(The Center Square) – Three weeks to the deadline, adjustments for North Carolina’s two-year budget are projected to arrive late again.
General Assembly chamber leaders acknowledge the differences are significant, possibly as much as $1 billion. Republicans have three-fifths majorities to the number in both the 50-member Senate and 120-member House of Representatives.
Rep. Tim Moore, R-Cleveland, is leaving his speaker post and the chamber in a bid for Congress where he is favored to win in November. He said this week making a statement with higher pay for teachers and state employees is part of the holdup.
Sen. Phil Berger, president pro tempore of his chamber, says the difference in proposed budgets is in the neighborhood of $1 billion. He’s called some of the spending “pork,” or largesse of lawmakers’ projects.

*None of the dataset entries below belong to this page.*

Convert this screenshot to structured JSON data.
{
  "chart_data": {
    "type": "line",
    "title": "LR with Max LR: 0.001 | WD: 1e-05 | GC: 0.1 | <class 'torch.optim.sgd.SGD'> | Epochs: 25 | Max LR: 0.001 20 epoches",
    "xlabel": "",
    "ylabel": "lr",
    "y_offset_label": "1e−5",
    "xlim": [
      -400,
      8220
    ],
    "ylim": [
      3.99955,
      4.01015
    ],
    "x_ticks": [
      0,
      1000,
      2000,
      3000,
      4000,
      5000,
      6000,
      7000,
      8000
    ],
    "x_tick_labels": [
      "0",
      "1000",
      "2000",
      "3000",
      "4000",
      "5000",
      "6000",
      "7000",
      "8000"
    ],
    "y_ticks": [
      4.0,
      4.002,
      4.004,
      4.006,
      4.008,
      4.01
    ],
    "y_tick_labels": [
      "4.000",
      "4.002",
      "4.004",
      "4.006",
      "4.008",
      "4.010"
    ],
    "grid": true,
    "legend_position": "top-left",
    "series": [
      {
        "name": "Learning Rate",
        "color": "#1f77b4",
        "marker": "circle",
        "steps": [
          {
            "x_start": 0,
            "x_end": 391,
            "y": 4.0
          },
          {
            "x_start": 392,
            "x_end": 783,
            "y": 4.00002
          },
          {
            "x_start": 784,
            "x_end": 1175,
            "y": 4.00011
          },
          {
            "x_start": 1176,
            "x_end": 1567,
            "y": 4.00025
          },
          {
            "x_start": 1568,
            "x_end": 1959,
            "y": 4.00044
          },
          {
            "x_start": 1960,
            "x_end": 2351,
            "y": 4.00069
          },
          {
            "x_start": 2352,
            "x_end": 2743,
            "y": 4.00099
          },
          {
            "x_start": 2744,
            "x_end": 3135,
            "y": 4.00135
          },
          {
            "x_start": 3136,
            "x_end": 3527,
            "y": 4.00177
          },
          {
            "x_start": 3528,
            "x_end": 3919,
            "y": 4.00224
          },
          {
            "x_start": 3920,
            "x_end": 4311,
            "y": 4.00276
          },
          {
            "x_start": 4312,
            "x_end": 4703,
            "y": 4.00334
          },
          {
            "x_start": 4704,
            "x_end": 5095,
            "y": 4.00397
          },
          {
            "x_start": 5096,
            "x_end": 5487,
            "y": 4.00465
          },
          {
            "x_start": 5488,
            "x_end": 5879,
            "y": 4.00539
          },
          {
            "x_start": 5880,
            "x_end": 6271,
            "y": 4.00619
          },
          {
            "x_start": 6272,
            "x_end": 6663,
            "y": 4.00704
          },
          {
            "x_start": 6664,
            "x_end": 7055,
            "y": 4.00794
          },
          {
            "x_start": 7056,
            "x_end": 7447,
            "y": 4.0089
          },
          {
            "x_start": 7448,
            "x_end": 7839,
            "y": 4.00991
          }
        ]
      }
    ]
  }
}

June 30 is the end of the fiscal year. In 2023, the new budget Sept. 22 marked the approval date by the General Assembly after months of negotiation ending with a $60.7 billion spending plan inclusive of $17.3 billion for education this year and $17.9 billion for next; and a record-setting $7.33 billion appropriation in health care the first year, and $7.76 billion in the second.
The House version could surface in the coming week and reach a floor vote.
Gov. Roy Cooper has deemed public education in a state of emergency, although not by executive order such as when hurricanes hit. He’s long advocated for increased salaries for teachers and pumping money into public schools.